Yankees fans woke Sunday to emails telling them the team was still selling tickets to the game.
"Tickets are available for today's game," read the Yankees' email, next to a picture of the team's unlikely hero Raul Ibanez, who has hit three postseason home runs.
On StubHub, meanwhile, fans and brokers who already had purchased seats were selling thousands more for the game to be played later in the afternoon.
A fan that clicked the "Buy Tickets" button on Ticketmaster could see blocks of seats -- as many as 19 in a row -- available for purchase.
From 8 a.m. ET to 10 a.m. on Sunday morning, approximately 500 tickets to the game were sold on StubHub, but that still left 6,800 tickets on the resale market.
"It's difficult to make money on the Yankees playoff games," said Jason Nissen, president and CEO of National Event Company, a ticket brokerage based in New York City. "I think a lot of people were spoiled with what happened from 1996 through 2004. Not only were the prices lower, but they were playing the Red Sox all the time."

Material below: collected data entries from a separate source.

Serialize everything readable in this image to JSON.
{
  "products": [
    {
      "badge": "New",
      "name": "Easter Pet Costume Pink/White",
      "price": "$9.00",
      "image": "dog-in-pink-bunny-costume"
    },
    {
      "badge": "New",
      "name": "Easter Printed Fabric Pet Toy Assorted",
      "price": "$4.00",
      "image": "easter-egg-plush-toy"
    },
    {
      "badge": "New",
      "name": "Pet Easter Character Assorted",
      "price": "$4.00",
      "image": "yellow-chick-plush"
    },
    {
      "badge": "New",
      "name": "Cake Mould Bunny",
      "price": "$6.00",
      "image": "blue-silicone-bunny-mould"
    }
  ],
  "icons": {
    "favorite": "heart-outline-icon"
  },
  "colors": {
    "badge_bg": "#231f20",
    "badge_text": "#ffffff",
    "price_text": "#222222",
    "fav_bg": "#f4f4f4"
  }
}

StubHub spokesperson Joellen Ferrer declined to comment.
Major League Baseball spokesman Matt Bourne said that the league recommends a series of postseason ticket percentage increases based on a team's regular-season ticket price. The teams themselves, however, are responsible for setting those ticket prices for the division and championship series. The league sets the World Series prices unilaterally.
Tickets aren't cheap. A seat in section 230, in left field down the third base line, to Sunday's game at Yankee Stadium sells to a non-season-ticket holder for $131. That ticket will cost $196 should the Yankees make it to the World Series.
Yankees president Randy Levine said that characterization of the team's postseason ticket sales has been inaccurate.
"We sold more than 49,000 tickets for Wednesday and Thursday and more than 47,000 tickets for Friday and Saturday," Levine said.
Levine said that while the public reacts to prices on StubHub, some of the tickets listed aren't even in the hands of those who are selling them.
He says many are merely speculating and shorting the market.
For some time, Levine has been a critic of StubHub as fans now seem to be migrating to the eBay-owned resale site instead of the Yankees box office.
"As I've said, we have significant issues with StubHub and it has been affecting our attendance in a negative way all year," Levine said. "We expect that to be resolved after the season."
Timing has also been an issue for fans, who are being asked to attend five games in a row between the final three games of the AL Division Series against the Baltimore Orioles and now the first two games of the ALCS against the Detroit Tigers.
Due to the short turnaround between beating the Orioles and playing the Tigers, it's understandable that fans had a hard time getting to the park or buying seats for that matter.
"It's hard to ask for people to buy tickets for five games in a row," Nissen said. "Especially given the fact that by the time the Yankees won the division series, corporate America was closed for the weekend. Those are the people who are going to buy a lot of these seats."
Levine said huge blocks of seats in left field and right field seen at Saturday's game had to do with the fact players on both the Yankees and the Tigers returned close to 1,000 seats because guests they had planned to invite couldn't make it due to the late scheduling of the game.
The Yankees drew 3.54 million fans this year, second most in baseball only behind the Philadelphia Phillies but the team's lowest total regular-season attendance since 2003.